There was a time when we didn’t all fear to step out of doors. When the city did not fear a looming death as it slept.
I rolled up to the piano, and let my fingers find a chord. A D seventh, half-diminished. A tense chord. I let my voice find the key of C minor, and began improvising a sad, anxious tune. It was a necessary release.
As the sun began falling below the rooftops, I lit a few candles. I rolled one over to the window, and left it on the windowsill. Then I crossed myself, and said a prayer for the brave souls outside: the physicians, police, and clergy fighting for our citizens’ lives. The brave souls like Matteo who kept us alive and fed.

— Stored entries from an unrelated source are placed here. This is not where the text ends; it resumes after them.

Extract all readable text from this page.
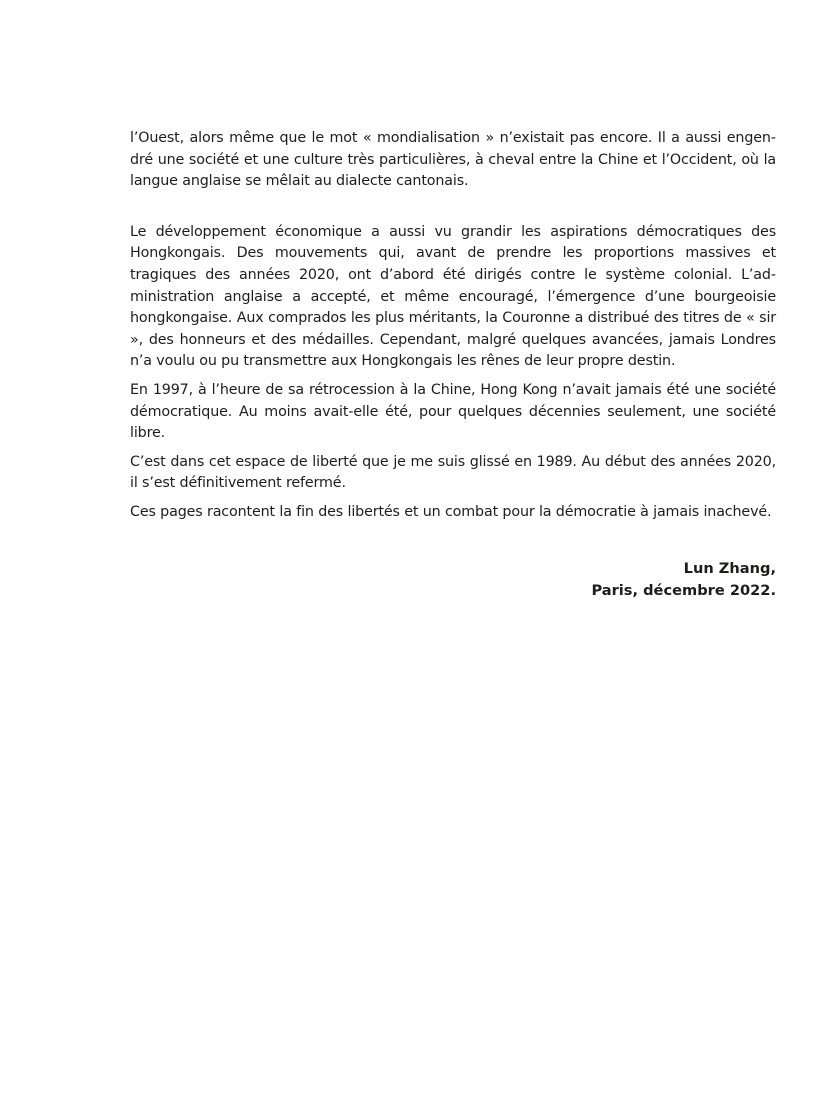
l’Ouest, alors même que le mot « mondialisation » n’existait pas encore. Il a aussi engendré une société et une culture très particulières, à cheval entre la Chine et l’Occident, où la langue anglaise se mêlait au dialecte cantonais.

Le développement économique a aussi vu grandir les aspirations démocratiques des Hongkongais. Des mouvements qui, avant de prendre les proportions massives et tragiques des années 2020, ont d’abord été dirigés contre le système colonial. L’administration anglaise a accepté, et même encouragé, l’émergence d’une bourgeoisie hongkongaise. Aux comprados les plus méritants, la Couronne a distribué des titres de « sir », des honneurs et des médailles. Cependant, malgré quelques avancées, jamais Londres n’a voulu ou pu transmettre aux Hongkongais les rênes de leur propre destin.

En 1997, à l’heure de sa rétrocession à la Chine, Hong Kong n’avait jamais été une société démocratique. Au moins avait-elle été, pour quelques décennies seulement, une société libre.

C’est dans cet espace de liberté que je me suis glissé en 1989. Au début des années 2020, il s’est définitivement refermé.

Ces pages racontent la fin des libertés et un combat pour la démocratie à jamais inachevé.

Lun Zhang,
Paris, décembre 2022.
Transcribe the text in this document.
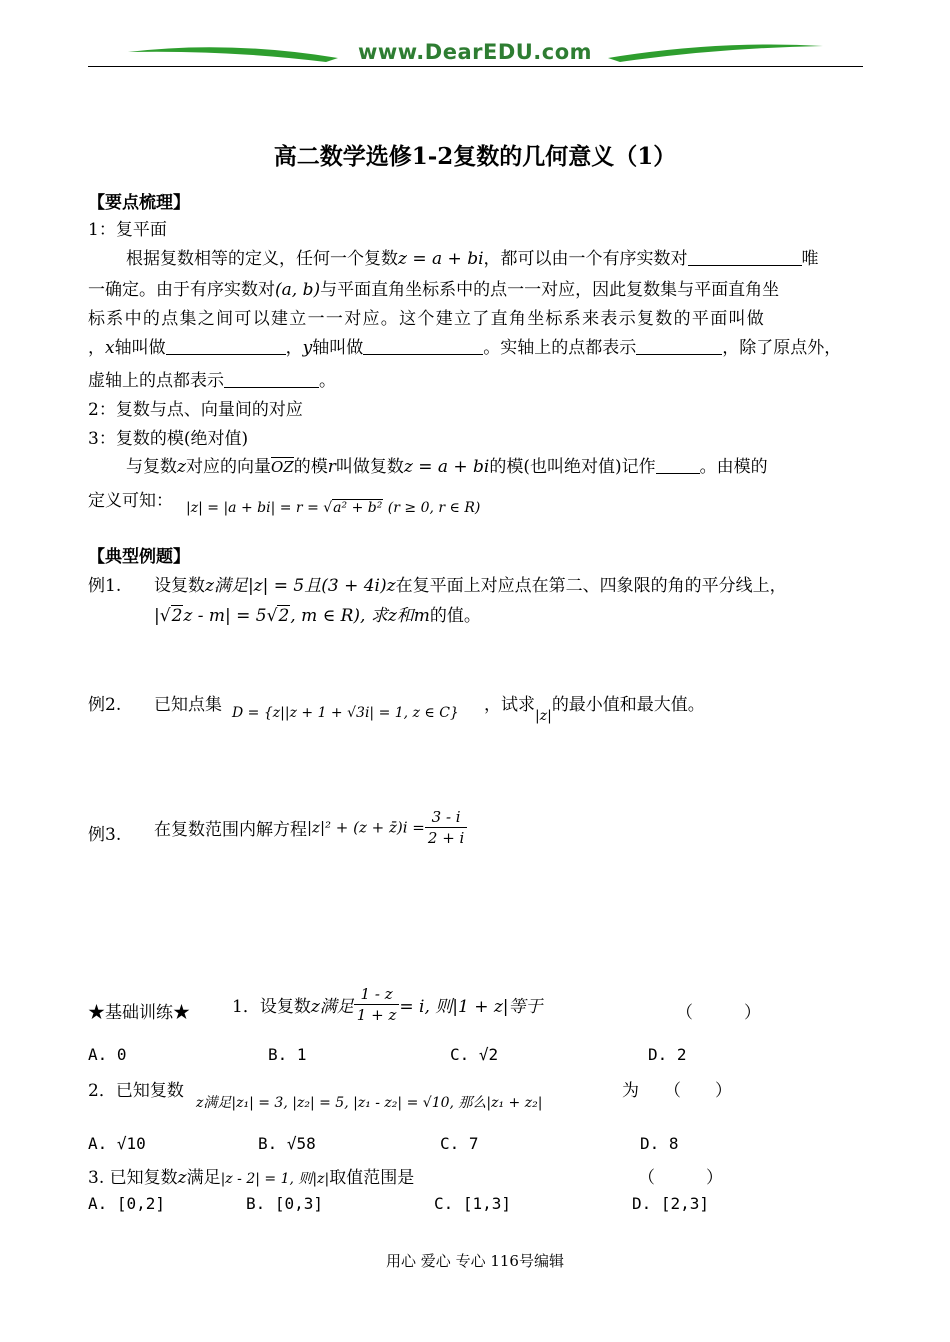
www.DearEDU.com
高二数学选修1-2复数的几何意义（1）
【要点梳理】
1：复平面
根据复数相等的定义，任何一个复数z = a + bi，都可以由一个有序实数对	唯
一确定。由于有序实数对(a, b)与平面直角坐标系中的点一一对应，因此复数集与平面直角坐
标系中的点集之间可以建立一一对应。这个建立了直角坐标系来表示复数的平面叫做
，x轴叫做	，y轴叫做	。实轴上的点都表示	，除了原点外，
虚轴上的点都表示	。
2：复数与点、向量间的对应
3：复数的模(绝对值)
与复数z对应的向量OZ的模r叫做复数z = a + bi的模(也叫绝对值)记作	。由模的
定义可知： |z| = |a + bi| = r = √a² + b² (r ≥ 0, r ∈ R)
【典型例题】
例1. 设复数z满足|z| = 5且(3 + 4i)z在复平面上对应点在第二、四象限的角的平分线上，
|√2z - m| = 5√2, m ∈ R), 求z和m的值。
例2. 已知点集 D = {z||z + 1 + √3i| = 1, z ∈ C} ，试求$_{|z|}$的最小值和最大值。
例3. 在复数范围内解方程|z|² + (z + z̄)i = $\frac{3 - i}{2 + i}$
★基础训练★ 1．设复数z满足 $\frac{1 - z}{1 + z} = i$, 则|1 + z|等于	（　　　）
A. 0	B. 1	C. √2	D. 2
2．已知复数
z满足|z₁| = 3, |z₂| = 5, |z₁ - z₂| = √10, 那么|z₁ + z₂|
为 （　　）
A. √10	B. √58	C. 7	D. 8
3. 已知复数z满足|z - 2| = 1, 则|z|取值范围是	（　　　）
A. [0,2]	B. [0,3]	C. [1,3]	D. [2,3]
用心 爱心 专心 116号编辑
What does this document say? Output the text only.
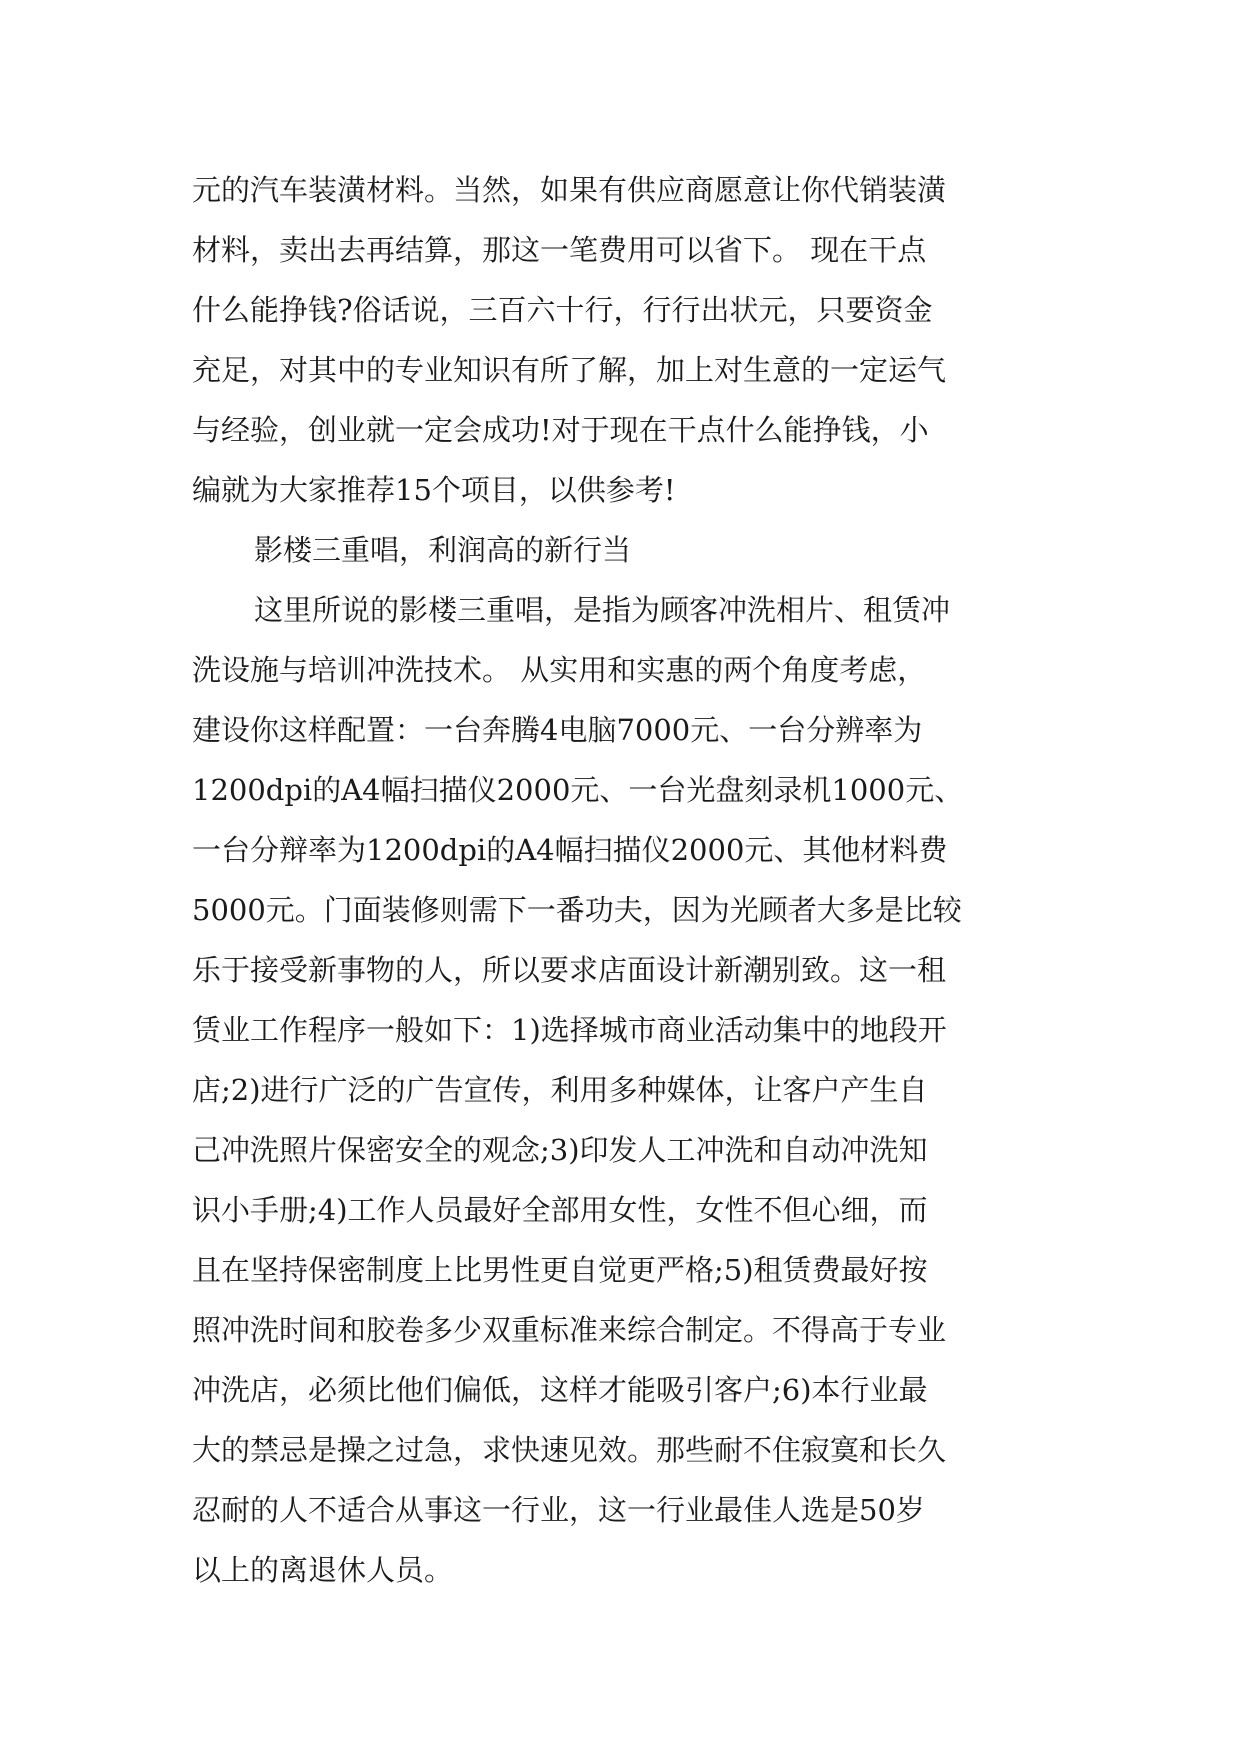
元的汽车装潢材料。当然，如果有供应商愿意让你代销装潢
材料，卖出去再结算，那这一笔费用可以省下。 现在干点
什么能挣钱?俗话说，三百六十行，行行出状元，只要资金
充足，对其中的专业知识有所了解，加上对生意的一定运气
与经验，创业就一定会成功!对于现在干点什么能挣钱，小
编就为大家推荐15个项目，以供参考!
影楼三重唱，利润高的新行当
这里所说的影楼三重唱，是指为顾客冲洗相片、租赁冲
洗设施与培训冲洗技术。 从实用和实惠的两个角度考虑，
建设你这样配置：一台奔腾4电脑7000元、一台分辨率为
1200dpi的A4幅扫描仪2000元、一台光盘刻录机1000元、
一台分辩率为1200dpi的A4幅扫描仪2000元、其他材料费
5000元。门面装修则需下一番功夫，因为光顾者大多是比较
乐于接受新事物的人，所以要求店面设计新潮别致。这一租
赁业工作程序一般如下：1)选择城市商业活动集中的地段开
店;2)进行广泛的广告宣传，利用多种媒体，让客户产生自
己冲洗照片保密安全的观念;3)印发人工冲洗和自动冲洗知
识小手册;4)工作人员最好全部用女性，女性不但心细，而
且在坚持保密制度上比男性更自觉更严格;5)租赁费最好按
照冲洗时间和胶卷多少双重标准来综合制定。不得高于专业
冲洗店，必须比他们偏低，这样才能吸引客户;6)本行业最
大的禁忌是操之过急，求快速见效。那些耐不住寂寞和长久
忍耐的人不适合从事这一行业，这一行业最佳人选是50岁
以上的离退休人员。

I opened my eyes and looked up at the sky. The darkness crept down through the orange glow, reminding me of death. All was quiet.
And a single voice rang out into the darkness, bouncing along the street. Bright, hopeful. A tune all of us knew so well.
And the singer hadn’t even gotten three words out before another voice joined him. And another. And I heard Lucia’s shutters swing open, and a moment later her voice joined the choir.
It was our city’s anthem: a celebration of the plaza at the intersection of the city’s districts, of the centuries-old fountain at its centre. Of the olive trees that had grown here, at the edge of the plaza, exactly one in each district. It was a song that brought us together.
I grabbed the window ledge and hauled myself up — not without difficulty, with legs that were all but dead weight. And I saw Paolo’s head sticking out his window, across the street, his voice ringing throughout the neighbourhood.
Even as death knocked at our doors, and we feared to step outside, it was a song that brought us together.
So I took a breath. And I projected my voice into the city.